Ludwig: „Der Bereich der U15 und U16 bildet da den Übergang. Alle jüngeren Teams haben den Fokus mehr auf der motorischen Ausbildung. Die sollen verschiedenen Reizen ausgesetzt sein und auch neben dem Fußball noch andere sportliche Erfahrungen machen. Es wird spielerischer gearbeitet, auch mal Fangen gespielt oder ähnliches. Die verschiedenen Einflüsse fördern die Kinder da eher in ihrer Entwicklung als immer gleiche Trainingsinhalte. Außerdem ist Krafttraining hier noch gar kein Thema.
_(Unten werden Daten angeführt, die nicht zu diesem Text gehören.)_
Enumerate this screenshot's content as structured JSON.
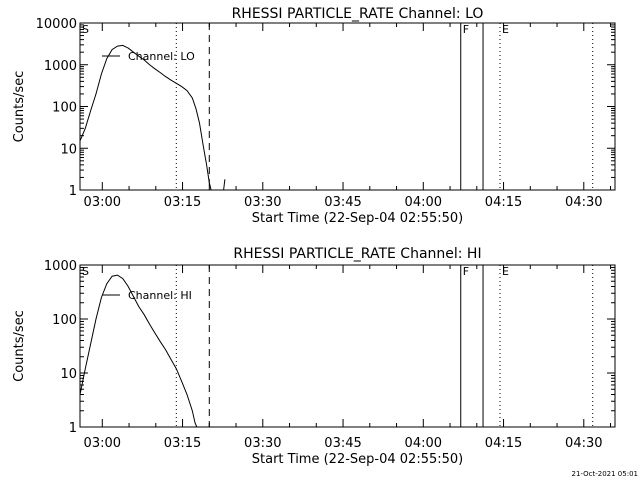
{
  "footer_timestamp": "21-Oct-2021 05:01",
  "colors": {
    "background": "#ffffff",
    "foreground": "#000000"
  },
  "chart_data": [
    {
      "type": "line",
      "title": "RHESSI PARTICLE_RATE Channel: LO",
      "xlabel": "Start Time (22-Sep-04 02:55:50)",
      "ylabel": "Counts/sec",
      "yscale": "log",
      "ylim": [
        1,
        10000
      ],
      "ytick_labels": [
        "1",
        "10",
        "100",
        "1000",
        "10000"
      ],
      "xlim": [
        "02:55:50",
        "04:35:50"
      ],
      "xtick_labels": [
        "03:00",
        "03:15",
        "03:30",
        "03:45",
        "04:00",
        "04:15",
        "04:30"
      ],
      "grid": false,
      "legend": {
        "label": "Channel: LO",
        "position": "upper-left"
      },
      "markers": [
        {
          "label": "S",
          "x": "02:55:50",
          "style": "letter"
        },
        {
          "label": "",
          "x": "03:13:50",
          "style": "dotted"
        },
        {
          "label": "",
          "x": "03:20:00",
          "style": "dashed"
        },
        {
          "label": "F",
          "x": "04:07:00",
          "style": "solid"
        },
        {
          "label": "",
          "x": "04:11:10",
          "style": "solid"
        },
        {
          "label": "E",
          "x": "04:14:20",
          "style": "dotted"
        },
        {
          "label": "",
          "x": "04:31:40",
          "style": "dotted"
        }
      ],
      "series": [
        {
          "name": "Channel: LO",
          "points": [
            [
              "02:55:50",
              15
            ],
            [
              "02:56:50",
              30
            ],
            [
              "02:57:50",
              80
            ],
            [
              "02:58:50",
              200
            ],
            [
              "02:59:50",
              600
            ],
            [
              "03:00:50",
              1400
            ],
            [
              "03:01:50",
              2300
            ],
            [
              "03:02:50",
              2800
            ],
            [
              "03:03:50",
              2900
            ],
            [
              "03:04:50",
              2500
            ],
            [
              "03:05:50",
              2000
            ],
            [
              "03:06:50",
              1600
            ],
            [
              "03:07:50",
              1300
            ],
            [
              "03:08:50",
              1000
            ],
            [
              "03:09:50",
              800
            ],
            [
              "03:10:50",
              650
            ],
            [
              "03:11:50",
              520
            ],
            [
              "03:12:50",
              430
            ],
            [
              "03:13:50",
              360
            ],
            [
              "03:14:50",
              300
            ],
            [
              "03:15:50",
              240
            ],
            [
              "03:16:50",
              160
            ],
            [
              "03:17:30",
              90
            ],
            [
              "03:18:10",
              40
            ],
            [
              "03:18:50",
              12
            ],
            [
              "03:19:30",
              4
            ],
            [
              "03:20:00",
              1.5
            ],
            [
              "03:20:20",
              1
            ]
          ]
        },
        {
          "name": "",
          "points": [
            [
              "03:22:40",
              1
            ],
            [
              "03:22:55",
              1.8
            ]
          ]
        }
      ]
    },
    {
      "type": "line",
      "title": "RHESSI PARTICLE_RATE Channel: HI",
      "xlabel": "Start Time (22-Sep-04 02:55:50)",
      "ylabel": "Counts/sec",
      "yscale": "log",
      "ylim": [
        1,
        1000
      ],
      "ytick_labels": [
        "1",
        "10",
        "100",
        "1000"
      ],
      "xlim": [
        "02:55:50",
        "04:35:50"
      ],
      "xtick_labels": [
        "03:00",
        "03:15",
        "03:30",
        "03:45",
        "04:00",
        "04:15",
        "04:30"
      ],
      "grid": false,
      "legend": {
        "label": "Channel: HI",
        "position": "upper-left"
      },
      "markers": [
        {
          "label": "S",
          "x": "02:55:50",
          "style": "letter"
        },
        {
          "label": "",
          "x": "03:13:50",
          "style": "dotted"
        },
        {
          "label": "",
          "x": "03:20:00",
          "style": "dashed"
        },
        {
          "label": "F",
          "x": "04:07:00",
          "style": "solid"
        },
        {
          "label": "",
          "x": "04:11:10",
          "style": "solid"
        },
        {
          "label": "E",
          "x": "04:14:20",
          "style": "dotted"
        },
        {
          "label": "",
          "x": "04:31:40",
          "style": "dotted"
        }
      ],
      "series": [
        {
          "name": "Channel: HI",
          "points": [
            [
              "02:55:50",
              4
            ],
            [
              "02:56:50",
              12
            ],
            [
              "02:57:50",
              35
            ],
            [
              "02:58:50",
              100
            ],
            [
              "02:59:50",
              250
            ],
            [
              "03:00:50",
              450
            ],
            [
              "03:01:50",
              620
            ],
            [
              "03:02:50",
              650
            ],
            [
              "03:03:50",
              560
            ],
            [
              "03:04:50",
              400
            ],
            [
              "03:05:50",
              260
            ],
            [
              "03:06:50",
              170
            ],
            [
              "03:07:50",
              120
            ],
            [
              "03:08:50",
              80
            ],
            [
              "03:09:50",
              55
            ],
            [
              "03:10:50",
              38
            ],
            [
              "03:11:50",
              27
            ],
            [
              "03:12:50",
              18
            ],
            [
              "03:13:50",
              12
            ],
            [
              "03:14:50",
              7
            ],
            [
              "03:15:50",
              4
            ],
            [
              "03:16:50",
              2
            ],
            [
              "03:17:20",
              1.2
            ],
            [
              "03:17:40",
              1
            ]
          ]
        }
      ]
    }
  ]
}
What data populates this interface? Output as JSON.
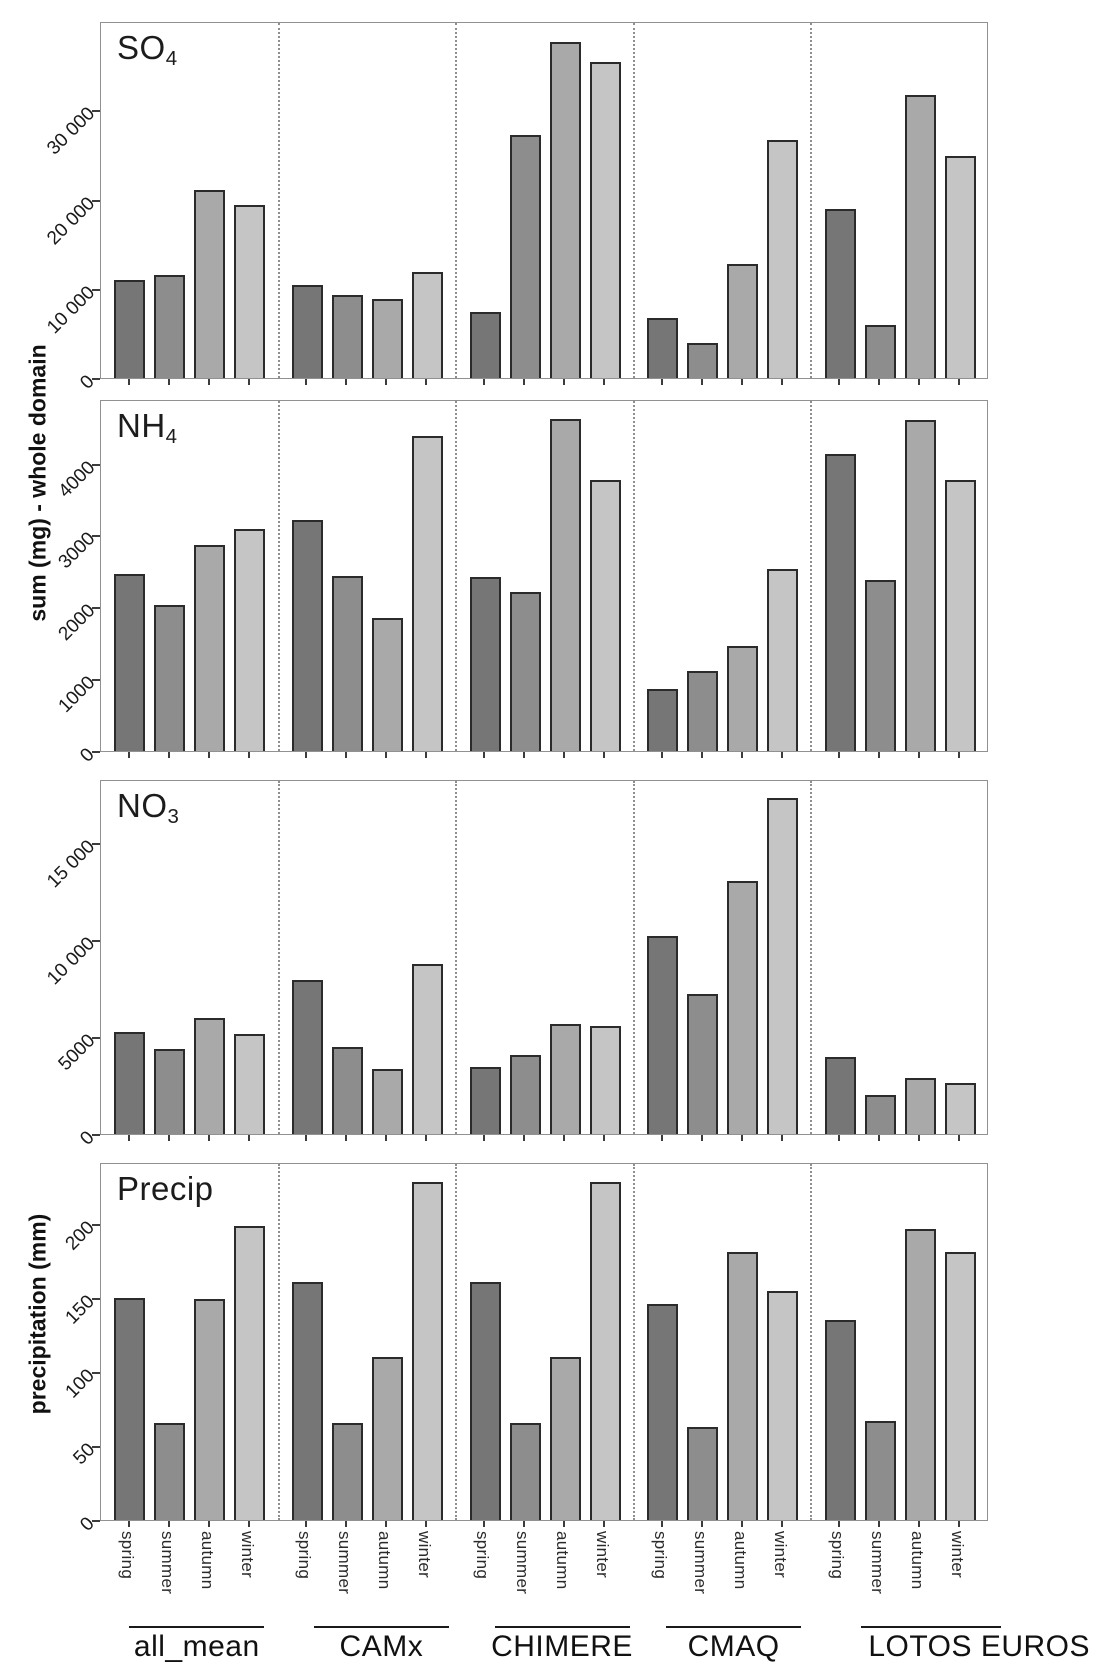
{
  "axis_titles": {
    "top": "sum (mg) - whole domain",
    "bottom": "precipitation (mm)"
  },
  "seasons": [
    "spring",
    "summer",
    "autumn",
    "winter"
  ],
  "groups": [
    "all_mean",
    "CAMx",
    "CHIMERE",
    "CMAQ",
    "LOTOS EUROS"
  ],
  "colors": {
    "spring": "#767676",
    "summer": "#8d8d8d",
    "autumn": "#a9a9a9",
    "winter": "#c5c5c5",
    "bar_border": "#2b2b2b",
    "panel_border": "#919191",
    "divider": "#8f8f8f"
  },
  "chart_data": [
    {
      "type": "bar",
      "panel_id": "SO4",
      "title_main": "SO",
      "title_sub": "4",
      "ylim": [
        0,
        40000
      ],
      "yticks": [
        {
          "v": 0,
          "label": "0"
        },
        {
          "v": 10000,
          "label": "10 000"
        },
        {
          "v": 20000,
          "label": "20 000"
        },
        {
          "v": 30000,
          "label": "30 000"
        }
      ],
      "categories": [
        "spring",
        "summer",
        "autumn",
        "winter"
      ],
      "series": [
        {
          "name": "all_mean",
          "values": [
            11000,
            11600,
            21200,
            19500
          ]
        },
        {
          "name": "CAMx",
          "values": [
            10500,
            9300,
            8900,
            11900
          ]
        },
        {
          "name": "CHIMERE",
          "values": [
            7400,
            27400,
            37900,
            35600
          ]
        },
        {
          "name": "CMAQ",
          "values": [
            6800,
            4000,
            12900,
            26800
          ]
        },
        {
          "name": "LOTOS EUROS",
          "values": [
            19000,
            6000,
            31900,
            25000
          ]
        }
      ]
    },
    {
      "type": "bar",
      "panel_id": "NH4",
      "title_main": "NH",
      "title_sub": "4",
      "ylim": [
        0,
        4900
      ],
      "yticks": [
        {
          "v": 0,
          "label": "0"
        },
        {
          "v": 1000,
          "label": "1000"
        },
        {
          "v": 2000,
          "label": "2000"
        },
        {
          "v": 3000,
          "label": "3000"
        },
        {
          "v": 4000,
          "label": "4000"
        }
      ],
      "categories": [
        "spring",
        "summer",
        "autumn",
        "winter"
      ],
      "series": [
        {
          "name": "all_mean",
          "values": [
            2480,
            2050,
            2880,
            3110
          ]
        },
        {
          "name": "CAMx",
          "values": [
            3230,
            2450,
            1860,
            4410
          ]
        },
        {
          "name": "CHIMERE",
          "values": [
            2430,
            2220,
            4650,
            3800
          ]
        },
        {
          "name": "CMAQ",
          "values": [
            870,
            1120,
            1470,
            2550
          ]
        },
        {
          "name": "LOTOS EUROS",
          "values": [
            4160,
            2400,
            4640,
            3800
          ]
        }
      ]
    },
    {
      "type": "bar",
      "panel_id": "NO3",
      "title_main": "NO",
      "title_sub": "3",
      "ylim": [
        0,
        18300
      ],
      "yticks": [
        {
          "v": 0,
          "label": "0"
        },
        {
          "v": 5000,
          "label": "5000"
        },
        {
          "v": 10000,
          "label": "10 000"
        },
        {
          "v": 15000,
          "label": "15 000"
        }
      ],
      "categories": [
        "spring",
        "summer",
        "autumn",
        "winter"
      ],
      "series": [
        {
          "name": "all_mean",
          "values": [
            5300,
            4400,
            6000,
            5200
          ]
        },
        {
          "name": "CAMx",
          "values": [
            8000,
            4500,
            3350,
            8800
          ]
        },
        {
          "name": "CHIMERE",
          "values": [
            3500,
            4100,
            5700,
            5600
          ]
        },
        {
          "name": "CMAQ",
          "values": [
            10250,
            7260,
            13100,
            17400
          ]
        },
        {
          "name": "LOTOS EUROS",
          "values": [
            4000,
            2000,
            2900,
            2650
          ]
        }
      ]
    },
    {
      "type": "bar",
      "panel_id": "Precip",
      "title_main": "Precip",
      "title_sub": "",
      "ylim": [
        0,
        242
      ],
      "yticks": [
        {
          "v": 0,
          "label": "0"
        },
        {
          "v": 50,
          "label": "50"
        },
        {
          "v": 100,
          "label": "100"
        },
        {
          "v": 150,
          "label": "150"
        },
        {
          "v": 200,
          "label": "200"
        }
      ],
      "categories": [
        "spring",
        "summer",
        "autumn",
        "winter"
      ],
      "series": [
        {
          "name": "all_mean",
          "values": [
            151,
            66,
            150,
            200
          ]
        },
        {
          "name": "CAMx",
          "values": [
            162,
            66,
            111,
            230
          ]
        },
        {
          "name": "CHIMERE",
          "values": [
            162,
            66,
            111,
            230
          ]
        },
        {
          "name": "CMAQ",
          "values": [
            147,
            63,
            182,
            156
          ]
        },
        {
          "name": "LOTOS EUROS",
          "values": [
            136,
            67,
            198,
            182
          ]
        }
      ]
    }
  ]
}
Das beginnt erst ab der U15, dass wir mit Eigenkörpergewicht und Bewegungsschulung auf technische Aspekte vorbereiten. Ab der U16 geht es dann richtig mit Krafttraining los. Ähnlich ist es beim Sprinttraining, auch das startet erst in der U15.“
Zum Abschluss wollen wir noch einmal einen Blick auf deinen zweiten Aufgabenbereich werfen, den du zu Beginn genannt hast: das Reha-Training. So wie jede Verletzung individuell ist, wird auch das Training im Anschluss individuell gestaltet. Welche Rolle wird dir dabei zu Teil und was erwartet einen Spieler beim Reha-Training?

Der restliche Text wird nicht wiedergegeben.